When the US and the UK announced the withdrawal of their troops from Afghanistan last summer, the speed of their disentanglement took the world by surprise. In a matter of a few weeks, thousands of Afghans found themselves in the unenviable position of their country reverting to a military type of rule in which they had no guarantees of safety or work, or even life.

We have heard in the news about security personnel, translators and other local contractors who are yet to secure safe passage out of a country whose borders have been all but sealed. We have also heard about the airlifting of thousands of people, and hundreds of dogs. Despite major successes in an evacuation mission that was working against time, criticism was directed to the UK prime minister’s office for allegedly intervening in certain humanitarian rescue efforts.

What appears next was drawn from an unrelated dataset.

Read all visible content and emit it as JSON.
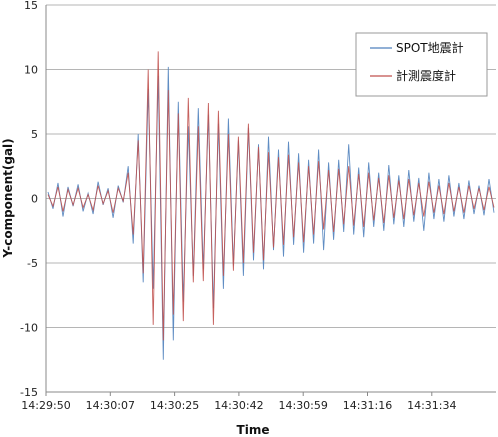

But what we have not heard about are the many more hundreds of vulnerable people whose exit was not secured despite concerted efforts by some organizations and many individuals in the UK and Europe who were trying to help. One such group that has been largely ignored by the media are Afghan artists, especially musicians. Seemingly peripheral to the general social problems typically given media focus, musicians are not a negligible minority in the population. Afghanistan is home to several ethnic groups whose diverse cultures make for a proliferation of musical styles and repertoires, and a correspondingly large number of people who practice these musical cultures and preserve them.

Intolerance for all instrumental music and melodic song for nonreligious purposes remains the group’s modus operandi

Tala Jarjour

In Taliban-ruled Afghanistan, music is not tolerated in any shape or form that allows it to take on the name “music.” Readers may remember photos from the 1990s of knotted heaps of magnetic tape pulled out of cassettes and hung on rows of trees along Afghan roads. Such displays, which came to symbolize the Taliban’s antagonistic stance toward music, included broken instruments. Intolerance for all instrumental music and melodic song for nonreligious purposes remains the modus operandi in the Taliban’s view of a righteous society. Musicians caught practicing their profession have been reporting intimidation, violence and, in some cases, brutal beatings. But their biggest concern is the loss of their livelihood.

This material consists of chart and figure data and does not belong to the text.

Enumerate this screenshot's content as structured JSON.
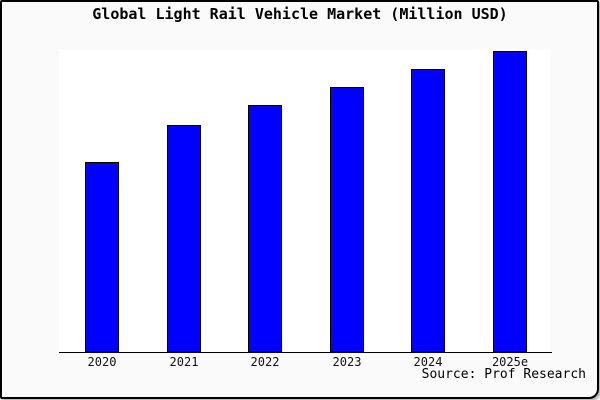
{
  "title": "Global Light Rail Vehicle Market (Million USD)",
  "source": "Source: Prof Research",
  "colors": {
    "bar_fill": "#0000ff",
    "bar_edge": "#000000",
    "figure_bg": "#fafafa",
    "plot_bg": "#ffffff",
    "axis": "#000000",
    "frame_border": "#000000"
  },
  "chart_data": {
    "type": "bar",
    "title": "Global Light Rail Vehicle Market (Million USD)",
    "categories": [
      "2020",
      "2021",
      "2022",
      "2023",
      "2024",
      "2025e"
    ],
    "values": [
      190,
      227,
      247,
      265,
      283,
      301
    ],
    "units": "relative height (no y-axis scale shown in figure)",
    "xlabel": "",
    "ylabel": "",
    "ylim": [
      0,
      303
    ],
    "grid": false,
    "legend": null,
    "annotations": [
      "Source: Prof Research"
    ]
  }
}
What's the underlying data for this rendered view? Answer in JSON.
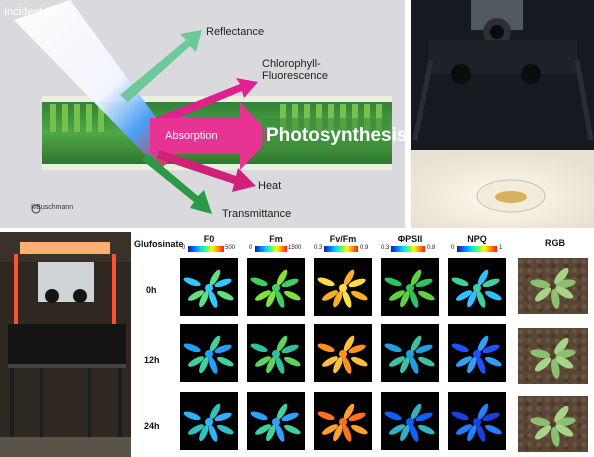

Since the Taliban reassumed power, hundreds, even thousands, of musicians and music teachers are no longer able to work. This is resulting in similarly high numbers of families being left without income or the ability to earn a living. The current Afghan economy is not such that it might allow for the absorption of former musicians into the workforce, especially given their set of skills and the general lack of work opportunities. The reality of the situation is producing states of extreme poverty and suffering for the former musicians and their dependents. Many, especially young children, have been suffering from starvation and the adverse health effects of cold weather.

Two decades of relative cultural freedom in the country revived a generation of tradition-bearers and young professionals who had hopes of a future in all kinds of music in Afghanistan. These included popular music, song and different varieties of instrumental and orchestral ensembles. The early 2000s had brought the opening of new music schools and the reemergence of professional musical training after decades of stagnation.

Being able to practice music publicly opened up possibilities and gave Afghan musicians hope of a future where growth, opportunity and creative productivity seemed conceivable. Suddenly, however, doing their job has become too dangerous in times when the most meager of incomes is necessary to survive. Like many in the vulnerable strata of a beleaguered society, Afghan musicians and their families are, quite literally, left out in the cold.


Tala Jarjour is author of “Sense and Sadness: Syriac Chant in Aleppo.” She is visiting research fellow at King’s College London and associate fellow at Yale College.